Atheist Centre celebrated its platinum jubilee of 75 years on 5 January 2014. Gora's daughter Mythri is currently the Chairperson, and sons Lavanam and Vijyam continuing as Executive Directors of the Centre.

==Secular social work==
With the guiding principles of Gora and his positive atheism, Atheist Centre, India brought revolutionary changes in Indian social work. Born for the cause of social change with Gandhian principles, Atheist Centre, India initiated and continuing the social work for social change. Atheist Centre started its work from removal of untouchability in 1940s, Atheist Centre organised the cosmopolitan dinners and inter-caste marriages to annihilate the caste system, exposing superstitious beliefs and promoting scientific temper and humanism. Mahatma Gandhi was impressed with Atheist Centre's work and interested and met atheist Gora. Atheist Centre still continuing the legacy of Gora and Saraswathi Gora in carrying the comprehensive programmes of social as well as individual development for the transformation of society. Atheist Centre initiated social organisation Arthik Samata Mandal, Vasavya Mahila Mandali and Samskar. The first two were founded by Gora and Samskar was started in post-Gora period. Arthik Samata Mandali is involved in integrated rural development and specific programmes for children. It continues as one of the leading organisations in the field of disaster management. The organisation has specific emphasis on weavers and tribal population. The eye camps and polio camps run by the organisation have been popular. Vasavya Mahila Mandali is involved in women's programmes like promotion of women groups for self-help, health programmes, working women's hostel, a shelter home for women with problems, an eye bank and AIDS control. The organisation is highly reputed for its women's counselling programmes in Andhra Pradesh.
Samskar (Reform) is an initiative of Atheist Centre's work among the criminal tribes who are now known as denotified tribes. Lavanam, Hemalata Lavanam and others worked in the Criminal settlements of Andhra Pradesh and initiated steps for criminal reformation. Samskar also took up the programme for the eradication of the Jogini system, which is a remnant of the Devadasi in Telangana region of AP. It is a heinous practice thrust on the poor untouchable women in the remote villages of the erstwhile Hyderabad State. Chelli Nilayam, Sister's Home, was founded at Varni, in Nizamabad District in 1987 for the Jogins.

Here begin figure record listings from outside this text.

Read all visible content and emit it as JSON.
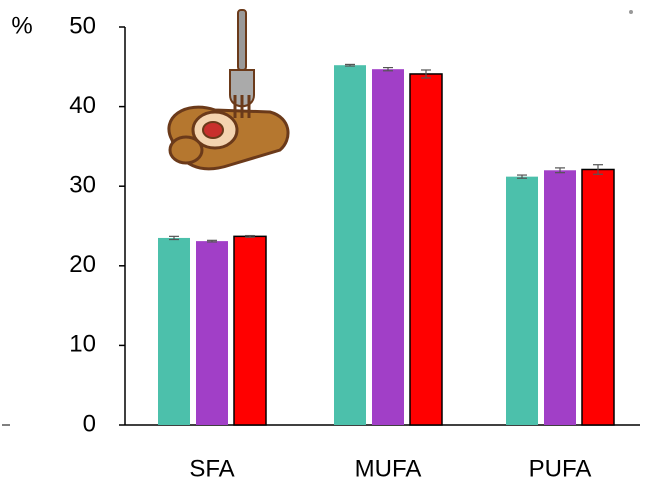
{
  "chart_data": {
    "type": "bar",
    "y_label": "%",
    "categories": [
      "SFA",
      "MUFA",
      "PUFA"
    ],
    "series": [
      {
        "color": "#4cc0ab",
        "values": [
          23.5,
          45.2,
          31.2
        ],
        "errors": [
          0.2,
          0.1,
          0.2
        ]
      },
      {
        "color": "#a13fc7",
        "values": [
          23.1,
          44.7,
          32.0
        ],
        "errors": [
          0.1,
          0.2,
          0.3
        ]
      },
      {
        "color": "#ff0000",
        "edgecolor": "#000000",
        "values": [
          23.7,
          44.1,
          32.1
        ],
        "errors": [
          0.1,
          0.5,
          0.6
        ]
      }
    ],
    "ylim": [
      0,
      50
    ],
    "yticks": [
      0,
      10,
      20,
      30,
      40,
      50
    ]
  }
}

All three organisations have their headquarters at Atheist Centre, Vijayawada.

==University and research centre==

On 26 September 2011, the Atheist Centre announced that it would open a university and research centre founded on the principles of Gora that would serve as India's first atheist university. It will not be affiliated with any conventional institution. Atheist Centre has a library, with a good collection of books by Gora and his articles on atheism, still primary sources research on atheism, humanism and Gandhian philosophy.

==Books and publications==

The Atheist, an English-language monthly magazine, was established in 1969. It carries articles on atheism, humanism, spirit of inquiry, and scientific reform through secular social work.

Nasthika Margam, a Telugu-language monthly, has been published since 1977. It deals with atheism, rationalism, and women's issues.